Si celles-ci peuvent connaître des restrictions, il doit toujours y avoir une proportionnalité entre la restriction de la liberté et des impératifs d'ordre public. La "politique" des Sages d'adapte en fonction des évolutions sociétaires et une loi qui a été déclarée constitutionnelle peut devenir inconstitutionnelle par la suite, ce qui permet de donner vie à notre constitution et à ses gardes fous.


Si le principe de la garde à vue n'est pas remis en cause, c'est l'application qui en faite qui est problématique. Puisque la contrainte exercée sur des individus doit être exceptionnelle, justifiée et proportionnée aux objectifs poursuivis, nous ne pouvons pas admettre dans un régime démocratique, que l'exercice d'une contrainte physique soit le seul moyen de rendre la Justice.
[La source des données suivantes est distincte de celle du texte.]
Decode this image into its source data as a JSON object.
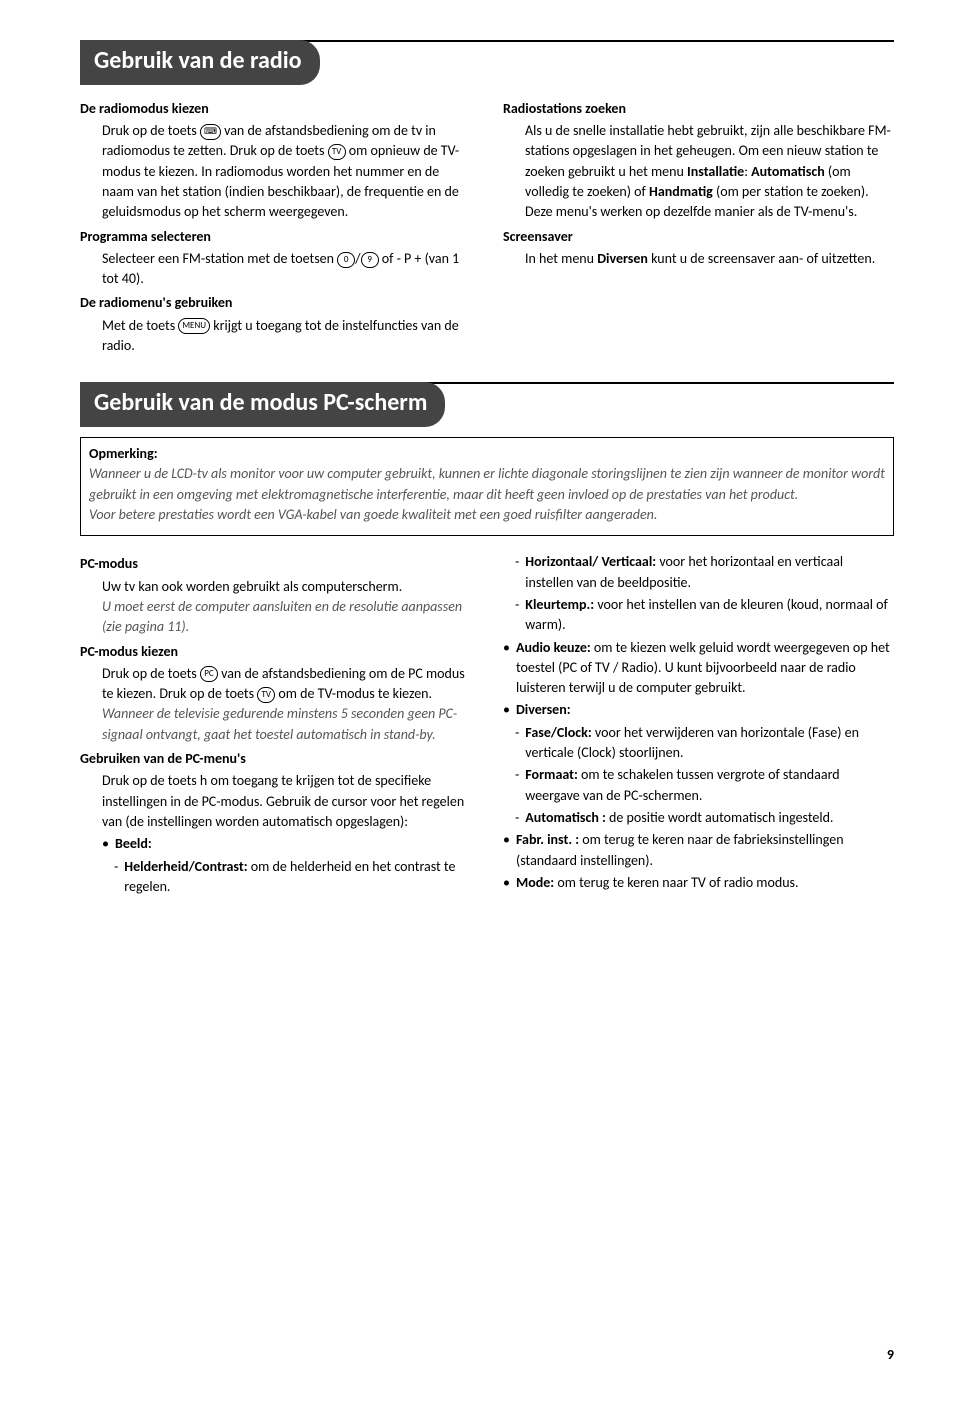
{
  "section1": {
    "title": "Gebruik van de radio",
    "left": {
      "h1": "De radiomodus kiezen",
      "p1a": "Druk op de toets ",
      "icon1": "⌨",
      "p1b": " van de afstandsbediening om de tv in radiomodus te zetten. Druk op de toets ",
      "icon_tv": "TV",
      "p1c": " om opnieuw de TV-modus te kiezen. In radiomodus worden het nummer en de naam van het station (indien beschikbaar), de frequentie en de geluidsmodus op het scherm weergegeven.",
      "h2": "Programma selecteren",
      "p2a": "Selecteer een FM-station met de toetsen ",
      "icon_0": "0",
      "icon_9": "9",
      "p2b": " of - P + (van 1 tot 40).",
      "h3": "De radiomenu's gebruiken",
      "p3a": "Met de toets ",
      "icon_menu": "MENU",
      "p3b": " krijgt u toegang tot de instelfuncties van de radio."
    },
    "right": {
      "h1": "Radiostations zoeken",
      "p1a": "Als u de snelle installatie hebt gebruikt, zijn alle beschikbare FM-stations opgeslagen in het geheugen. Om een nieuw station te zoeken gebruikt u het menu ",
      "b1": "Installatie",
      "p1b": ": ",
      "b2": "Automatisch",
      "p1c": " (om volledig te zoeken) of ",
      "b3": "Handmatig",
      "p1d": " (om per station te zoeken). Deze menu's werken op dezelfde manier als de TV-menu's.",
      "h2": "Screensaver",
      "p2a": "In het menu ",
      "b4": "Diversen",
      "p2b": " kunt u de screensaver aan- of uitzetten."
    }
  },
  "section2": {
    "title": "Gebruik van de modus PC-scherm",
    "note": {
      "title": "Opmerking:",
      "l1": "Wanneer u de LCD-tv als monitor voor uw computer gebruikt, kunnen er lichte diagonale storingslijnen te zien zijn wanneer de monitor wordt gebruikt in een omgeving met elektromagnetische interferentie, maar dit heeft geen invloed op de prestaties van het product.",
      "l2": "Voor betere prestaties wordt een VGA-kabel van goede kwaliteit met een goed ruisfilter aangeraden."
    },
    "left": {
      "h1": "PC-modus",
      "p1": "Uw tv kan ook worden gebruikt als computerscherm.",
      "p1i": "U moet eerst de computer aansluiten en de resolutie aanpassen (zie pagina 11).",
      "h2": "PC-modus kiezen",
      "p2a": "Druk op de toets ",
      "icon_pc": "PC",
      "p2b": " van de afstandsbediening om de PC modus te kiezen. Druk op de toets ",
      "icon_tv": "TV",
      "p2c": " om de TV-modus te kiezen.",
      "p2i": "Wanneer de televisie gedurende minstens 5 seconden geen PC-signaal ontvangt, gaat het toestel automatisch in stand-by.",
      "h3": "Gebruiken van de PC-menu's",
      "p3": "Druk op de toets h om toegang te krijgen tot de specifieke instellingen in de PC-modus. Gebruik de cursor voor het regelen van (de instellingen worden automatisch opgeslagen):",
      "bullet1": "Beeld:",
      "sub1a": "Helderheid/Contrast:",
      "sub1b": " om de helderheid en het contrast te regelen."
    },
    "right": {
      "sub_hv": "Horizontaal/ Verticaal:",
      "sub_hv_t": " voor het horizontaal en verticaal instellen van de beeldpositie.",
      "sub_kt": "Kleurtemp.:",
      "sub_kt_t": " voor het instellen van de kleuren (koud, normaal of warm).",
      "b_audio": "Audio keuze:",
      "b_audio_t": " om te kiezen welk geluid wordt weergegeven op het toestel (PC of TV / Radio). U kunt bijvoorbeeld naar de radio luisteren terwijl u de computer gebruikt.",
      "b_div": "Diversen:",
      "sub_fc": "Fase/Clock:",
      "sub_fc_t": " voor het verwijderen van horizontale (Fase) en verticale (Clock) stoorlijnen.",
      "sub_fm": "Formaat:",
      "sub_fm_t": " om te schakelen tussen vergrote of standaard weergave van de PC-schermen.",
      "sub_au": "Automatisch :",
      "sub_au_t": " de positie wordt automatisch ingesteld.",
      "b_fabr": "Fabr. inst. :",
      "b_fabr_t": " om terug te keren naar de fabrieksinstellingen (standaard instellingen).",
      "b_mode": "Mode:",
      "b_mode_t": " om terug te keren naar TV of radio modus."
    }
  },
  "page": "9"
}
Le rôle de l'Avocat lors d'une garde à vue est alors primordial.

Il ne doit pas seulement se contenter de constater que les droits du gardés à vue sont respectés, mais il doit assurer le respect des droits de ce dernier en ayant un rôle plus actif, non pas pour entraver les pouvoirs de la police mais pour éviter d'une part, que chaque prévenu invoque ensuite des aveux extorqués et d'autre part, pour garantir une meilleure sécurité juridique des procédures judiciaires et éviter ainsi les erreurs judiciaires.


Le Conseil Constitutionnel appelle donc le législateur à sa responsabilité, ce dernier a jusqu'au 1er juillet 2011 pour rendre le régime de la garde à vue conforme à la constitution.


Jusqu'à cette date là, le Conseil Constitutionnel est resté prudent et pour des impératifs de sécurité juridique, la déclaration d'inconstitutionnalité ne pourra pas avoir d'effet.


Il serait donc souhaitable que le législateur entende le message adressé par les Sages, et que la réforme du régime de garde à vue soit enfin plus respectueuse des droits de la défense!!!!



Conclusion :

Dans l'attente de la réforme de la garde à vue, le meilleur conseil est de déclarer à tout enquêteur : « Je ne parlerai qu'en présence de mon Avocat ».